Senate Republican Leader Mitch McConnell said Thursday in Louisville, Kentucky, that he was unconcerned about the situation because debt ceiling increases are “always a rather contentious effort.”
“America must never default on its debt,” McConnell said. “We’ll end up in some kind of negotiation with the administration over what are the circumstances or conditions under which the debts are going to be raised.”
But any deal would also need to pass the Democratic-run Senate. Many Democratic lawmakers are skeptical about the ability to work with Republicans aligned with the “Make America Great Again” movement started by Trump. The MAGA movement has claimed that the 2020 election lost by Trump was rigged, a falsehood that contributed to the Jan. 6, 2021, insurrection at the U.S. Capitol.
“There should be no political brinkmanship with the debt limit,” said Senate Majority Leader Chuck Schumer, D-N.Y. “It’s reckless for Speaker McCarthy and MAGA Republicans to try and use the full faith and credit of the United States as a political bargaining chip.”
The debt ceiling was originally a fix made during World War I that enabled bonds to be issued without requiring repeated congressional approvals. But in an era of polarization and rising debt loads, the limit has been transformed into a political bludgeon. It does not reflect the actual capacity of the federal government to borrow, simply how much it is legally able to do so without congressional signoff.

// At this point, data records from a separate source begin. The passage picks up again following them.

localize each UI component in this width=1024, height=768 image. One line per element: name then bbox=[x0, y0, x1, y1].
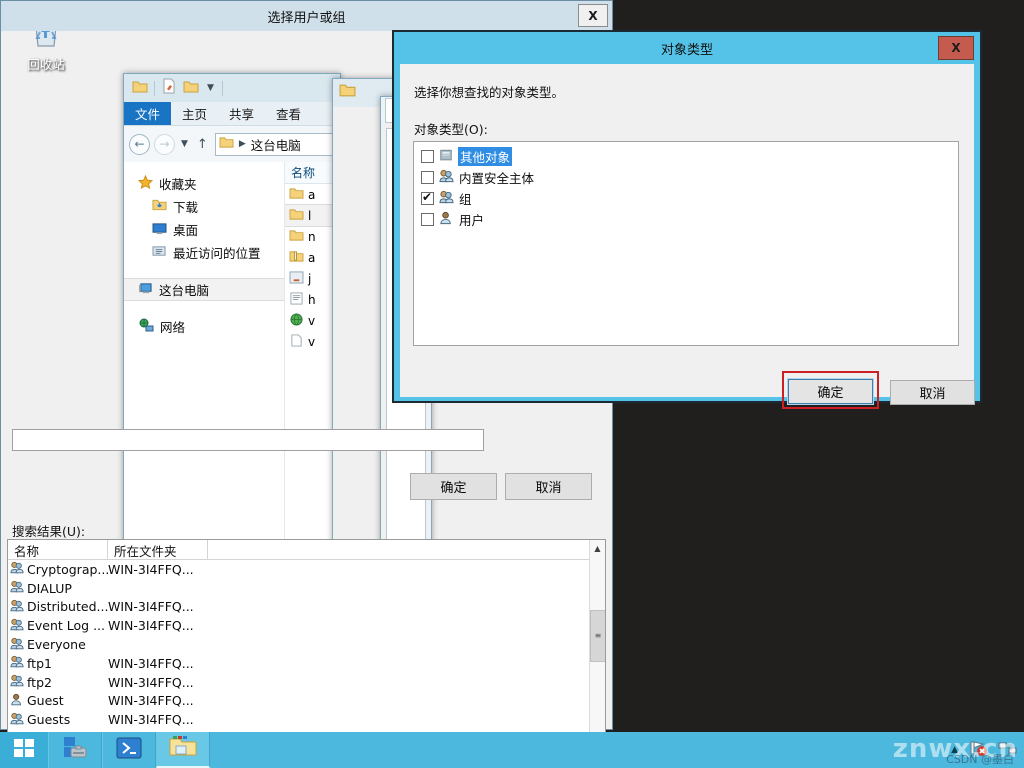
row-name: Distributed... bbox=[27, 599, 108, 615]
scrollbar-thumb[interactable]: ≡ bbox=[590, 610, 605, 662]
group-icon bbox=[10, 618, 24, 634]
table-row[interactable]: ftp1 WIN-3I4FFQ... bbox=[8, 654, 589, 673]
search-results-label: 搜索结果(U): bbox=[12, 524, 86, 539]
file-explorer-icon bbox=[168, 735, 198, 763]
taskbar-button-file-explorer[interactable] bbox=[156, 732, 210, 768]
row-folder: WIN-3I4FFQ... bbox=[108, 561, 194, 577]
user-icon bbox=[10, 693, 24, 709]
row-name: Guest bbox=[27, 693, 64, 709]
object-types-titlebar: 对象类型 X bbox=[394, 32, 980, 64]
watermark-sub: CSDN @墨白 bbox=[946, 753, 1014, 766]
row-name: ftp1 bbox=[27, 655, 52, 671]
table-row[interactable]: Guest WIN-3I4FFQ... bbox=[8, 692, 589, 711]
table-row[interactable]: ftp2 WIN-3I4FFQ... bbox=[8, 673, 589, 692]
checkbox-builtin-security-principals[interactable] bbox=[421, 171, 434, 184]
other-object-icon bbox=[439, 149, 453, 165]
checkbox-users[interactable] bbox=[421, 213, 434, 226]
search-results-list[interactable]: 名称 所在文件夹 Cryptograp... WIN-3I4FFQ... DIA… bbox=[7, 539, 606, 749]
object-type-item-other[interactable]: 其他对象 bbox=[414, 146, 958, 167]
object-type-label: 组 bbox=[459, 192, 472, 207]
table-row[interactable]: Cryptograp... WIN-3I4FFQ... bbox=[8, 560, 589, 579]
group-icon bbox=[439, 190, 454, 207]
table-row[interactable]: Distributed... WIN-3I4FFQ... bbox=[8, 598, 589, 617]
object-types-ok-button[interactable]: 确定 bbox=[787, 378, 874, 405]
group-icon bbox=[10, 580, 24, 596]
object-types-cancel-button[interactable]: 取消 bbox=[890, 380, 975, 405]
group-icon bbox=[10, 637, 24, 653]
object-types-list[interactable]: 其他对象 内置安全主体 组 bbox=[413, 141, 959, 346]
taskbar-button-powershell[interactable] bbox=[102, 732, 156, 768]
group-icon bbox=[439, 169, 454, 186]
column-header-name[interactable]: 名称 bbox=[8, 540, 108, 559]
ok-button-highlight: 确定 bbox=[782, 371, 879, 409]
close-icon[interactable]: X bbox=[938, 36, 974, 60]
taskbar-button-server-manager[interactable] bbox=[48, 732, 102, 768]
row-folder: WIN-3I4FFQ... bbox=[108, 618, 194, 634]
object-type-item-builtin[interactable]: 内置安全主体 bbox=[414, 167, 958, 188]
server-manager-icon bbox=[61, 735, 89, 765]
object-type-label: 用户 bbox=[459, 213, 485, 228]
search-results-table: 名称 所在文件夹 Cryptograp... WIN-3I4FFQ... DIA… bbox=[8, 540, 589, 748]
checkbox-groups[interactable] bbox=[421, 189, 434, 205]
table-row[interactable]: Guests WIN-3I4FFQ... bbox=[8, 710, 589, 729]
row-folder: WIN-3I4FFQ... bbox=[108, 712, 194, 728]
object-types-description: 选择你想查找的对象类型。 bbox=[414, 85, 565, 100]
group-icon bbox=[10, 674, 24, 690]
start-icon bbox=[12, 736, 36, 764]
start-button[interactable] bbox=[0, 732, 48, 768]
object-names-input[interactable] bbox=[12, 429, 484, 451]
results-scrollbar[interactable]: ▲ ≡ ▼ bbox=[589, 540, 605, 748]
scroll-up-button[interactable]: ▲ bbox=[589, 540, 605, 557]
object-type-item-users[interactable]: 用户 bbox=[414, 209, 958, 230]
desktop: 回收站 ▼ 文件 主页 共享 查看 ← → ▼ ↑ ▶ 这台电脑 收藏夹 下载 … bbox=[0, 0, 1024, 749]
powershell-icon bbox=[115, 736, 143, 764]
row-folder: WIN-3I4FFQ... bbox=[108, 599, 194, 615]
row-name: Cryptograp... bbox=[27, 561, 108, 577]
group-icon bbox=[10, 655, 24, 671]
object-type-item-groups[interactable]: 组 bbox=[414, 188, 958, 209]
column-header-folder[interactable]: 所在文件夹 bbox=[108, 540, 208, 559]
row-name: Guests bbox=[27, 712, 71, 728]
checkbox-other-objects[interactable] bbox=[421, 150, 434, 163]
select-dialog-title: 选择用户或组 bbox=[267, 10, 346, 26]
row-name: Everyone bbox=[27, 637, 86, 653]
object-types-title: 对象类型 bbox=[660, 42, 713, 58]
search-results-header: 名称 所在文件夹 bbox=[8, 540, 589, 560]
object-type-label: 内置安全主体 bbox=[459, 171, 535, 186]
row-name: ftp2 bbox=[27, 674, 52, 690]
select-dialog-cancel-button[interactable]: 取消 bbox=[505, 473, 592, 500]
table-row[interactable]: DIALUP bbox=[8, 579, 589, 598]
group-icon bbox=[10, 599, 24, 615]
object-types-list-label: 对象类型(O): bbox=[414, 122, 488, 137]
row-folder: WIN-3I4FFQ... bbox=[108, 693, 194, 709]
row-name: DIALUP bbox=[27, 580, 72, 596]
table-row[interactable]: Everyone bbox=[8, 635, 589, 654]
row-folder: WIN-3I4FFQ... bbox=[108, 674, 194, 690]
group-icon bbox=[10, 561, 24, 577]
object-types-body: 选择你想查找的对象类型。 对象类型(O): 其他对象 内置安全主体 ✔ 组 用户… bbox=[400, 64, 975, 409]
close-icon[interactable]: X bbox=[578, 4, 608, 27]
taskbar: ▲ znwx.cn CSDN @墨白 bbox=[0, 732, 1024, 768]
select-dialog-titlebar: 选择用户或组 X bbox=[1, 1, 612, 31]
group-icon bbox=[10, 712, 24, 728]
object-type-label: 其他对象 bbox=[458, 147, 513, 166]
row-folder: WIN-3I4FFQ... bbox=[108, 655, 194, 671]
table-row[interactable]: Event Log ... WIN-3I4FFQ... bbox=[8, 616, 589, 635]
user-icon bbox=[439, 211, 454, 228]
column-header-filler bbox=[208, 540, 589, 559]
select-dialog-ok-button[interactable]: 确定 bbox=[410, 473, 497, 500]
row-name: Event Log ... bbox=[27, 618, 106, 634]
object-types-dialog[interactable]: 对象类型 X 选择你想查找的对象类型。 对象类型(O): 其他对象 内置安全主体… bbox=[392, 30, 982, 409]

In order to keep the government open, the Treasury Department on Thursday was making a series of accounting maneuvers that would put a hold on contributions and investment redemptions for government workers’ retirement and health care funds, giving the government enough financial space to handle its day-to-day expenses until roughly June.
What happens if these measures are exhausted without a debt limit deal is unknown. A prolonged default could be devastating, with crashing markets and panic-driven layoffs if confidence evaporated in a cornerstone of the global economy, the U.S. Treasury note.
Analysts at Bank of America cautioned in a report last week that “there is a high degree of uncertainty about the speed and magnitude of the damage the U.S. economy would incur.”
The underlying challenge is that the government would have to balance its books on a daily basis if it lacks the ability to issue debt. If the government cannot issue debt, it would have to impose cuts equal in size on an annual basis to 5% of the total U.S. economy. Analysts say their baseline case is that the U.S. avoids default.
Still, if past debt ceiling showdowns such as the one that occurred in 2011 are any guide, Washington may be in a nervous state of suspended animation with little progress until the “X-date,” the deadline when the Treasury’s “extraordinary measures” are depleted.
Unlike the 2011 showdown, the Federal Reserve is actively raising interest rates to lower inflation and is rolling off its own holdings of U.S. debt, meaning that recession fears are already elevated among consumers, businesses and investors.
Biden administration officials have said they will not prioritize payments to bondholders if the country passes the “X-date” without an agreement. Over the years, officials have studied this emergency option, which Treasury officials across administration have said is unworkable because of the government’s payments system.
“To some extent, the ‘extraordinary measures’ are the backup plan, and once those are exhausted the next step is a major question mark,” economists at Wells Fargo wrote in a Thursday analysis.